Masques de théâtre; partie d'un haut-relief, Grèce antique

La tragédie (extraits)

Soyez zen … en donnant un sens à chaque acte à chaque instant
Charlotte Joko Beck
Pocket

Voici comment le dictionnaire définit le mot tragédie : «Une œuvre dramatique ou littéraire dont le héros mène un combat auquel il attache une valeur morale mais qui est voué à la catastrophe ou à une profonde déception.» Aux termes de cette définition, la vie a effectivement une dimension tragique, malgré tout le mal que nous nous donnons – en vain – pour essayer de l’oublier. Chacun de nous est le héros de la petite tragédie qu’est sa vie et ressent la dimension morale d’un combat inégal, puisque débouchant forcément sur une défaite, même si nous ne voulons pas nous l’avouer. En dehors des malheureux hasards de la vie qui peuvent nous frapper à tout instant, il y a de toute façon un accident majeur auquel nul ne peut se dérober, en fin de parcours : nous sommes tous condamnés à mort dès le premier instant de la vie. C’est la grande tragédie de la condition humaine que chacun vit comme un drame personnel, passant le plus clair de son temps à tout faire pour éviter l’issue fatale – en vain, bien entendu. En réalité, l’histoire de nos vies est celle de ce combat dérisoire et tragique.

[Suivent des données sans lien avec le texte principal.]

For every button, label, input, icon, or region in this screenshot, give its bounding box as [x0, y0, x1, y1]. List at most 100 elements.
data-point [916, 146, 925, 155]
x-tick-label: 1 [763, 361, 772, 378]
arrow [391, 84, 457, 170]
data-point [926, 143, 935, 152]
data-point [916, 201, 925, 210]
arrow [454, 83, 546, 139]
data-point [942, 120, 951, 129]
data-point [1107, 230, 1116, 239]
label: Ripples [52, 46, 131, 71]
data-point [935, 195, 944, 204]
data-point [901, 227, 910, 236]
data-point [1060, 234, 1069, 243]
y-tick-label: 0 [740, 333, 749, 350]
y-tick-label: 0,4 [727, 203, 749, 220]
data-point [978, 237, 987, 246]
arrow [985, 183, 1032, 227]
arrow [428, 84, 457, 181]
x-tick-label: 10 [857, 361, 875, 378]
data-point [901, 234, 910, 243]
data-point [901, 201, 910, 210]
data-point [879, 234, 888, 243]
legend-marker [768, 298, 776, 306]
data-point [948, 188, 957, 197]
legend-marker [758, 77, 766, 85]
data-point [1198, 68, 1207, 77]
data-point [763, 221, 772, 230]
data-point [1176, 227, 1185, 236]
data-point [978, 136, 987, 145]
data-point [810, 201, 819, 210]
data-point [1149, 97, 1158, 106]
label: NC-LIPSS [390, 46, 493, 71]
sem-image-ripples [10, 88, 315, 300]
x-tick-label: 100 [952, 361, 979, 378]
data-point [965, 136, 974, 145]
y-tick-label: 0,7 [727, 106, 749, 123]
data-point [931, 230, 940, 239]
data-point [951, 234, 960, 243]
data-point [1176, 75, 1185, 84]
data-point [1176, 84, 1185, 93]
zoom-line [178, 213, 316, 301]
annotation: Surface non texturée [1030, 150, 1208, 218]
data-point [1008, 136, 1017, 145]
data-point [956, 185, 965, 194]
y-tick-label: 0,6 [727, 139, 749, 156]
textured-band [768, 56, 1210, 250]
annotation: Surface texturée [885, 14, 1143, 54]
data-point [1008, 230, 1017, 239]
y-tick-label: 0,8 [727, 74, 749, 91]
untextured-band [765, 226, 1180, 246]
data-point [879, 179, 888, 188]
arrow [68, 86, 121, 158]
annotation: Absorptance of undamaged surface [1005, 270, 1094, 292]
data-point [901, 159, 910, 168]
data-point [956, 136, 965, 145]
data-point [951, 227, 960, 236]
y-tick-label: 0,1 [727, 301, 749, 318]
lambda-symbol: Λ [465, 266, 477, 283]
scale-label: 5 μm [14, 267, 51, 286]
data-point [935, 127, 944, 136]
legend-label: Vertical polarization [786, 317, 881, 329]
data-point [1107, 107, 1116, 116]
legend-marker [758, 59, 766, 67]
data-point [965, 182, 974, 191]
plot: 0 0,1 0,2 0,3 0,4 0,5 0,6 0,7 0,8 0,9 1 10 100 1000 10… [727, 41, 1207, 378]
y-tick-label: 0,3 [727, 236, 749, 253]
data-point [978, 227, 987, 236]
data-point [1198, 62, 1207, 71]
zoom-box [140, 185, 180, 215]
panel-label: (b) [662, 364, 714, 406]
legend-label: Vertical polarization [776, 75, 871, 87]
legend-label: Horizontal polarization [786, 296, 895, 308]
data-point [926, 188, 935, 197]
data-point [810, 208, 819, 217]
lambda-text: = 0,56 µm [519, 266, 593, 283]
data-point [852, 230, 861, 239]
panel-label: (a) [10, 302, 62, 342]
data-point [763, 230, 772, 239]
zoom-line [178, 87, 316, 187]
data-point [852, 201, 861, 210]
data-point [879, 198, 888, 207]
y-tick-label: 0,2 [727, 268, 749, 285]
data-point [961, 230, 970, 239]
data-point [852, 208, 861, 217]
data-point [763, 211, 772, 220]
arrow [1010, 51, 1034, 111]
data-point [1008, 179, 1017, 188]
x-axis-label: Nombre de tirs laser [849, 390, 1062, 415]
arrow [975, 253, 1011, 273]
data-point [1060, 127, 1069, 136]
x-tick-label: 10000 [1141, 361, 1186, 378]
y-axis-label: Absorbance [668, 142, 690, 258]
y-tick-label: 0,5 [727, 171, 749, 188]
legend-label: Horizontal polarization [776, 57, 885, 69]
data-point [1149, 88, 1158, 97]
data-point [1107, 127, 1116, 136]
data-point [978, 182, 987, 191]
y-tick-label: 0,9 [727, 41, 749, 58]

Imaginez que vous habitiez au bord de la mer, dans un endroit où l’on peut nager toute l’année, vu la douceur du climat, mais où l’on est toujours obligé de se méfier, à cause des requins. Si vous êtes malin, vous essayerez de repérer les coins infestés de requins afin de les éviter soigneusement, mais, étant donné les mœurs de ces bêtes-là, vous risquez quand même de vous retrouver nez à nez avec un de ces charmants squales, un jour ou l’autre. Vous n’aurez jamais la certitude d’être tranquilles. Sans compter qu’à part les requins, vous pouvez aussi être emporté par une lame de fond ou un courant contraire. À vrai dire, peut-être pourrez-vous aller nager tous les jours de votre vie sans jamais apercevoir l’ombre d’un requin; n’empêche que la peur de les rencontrer vous aura gâché le plaisir, jour après jour.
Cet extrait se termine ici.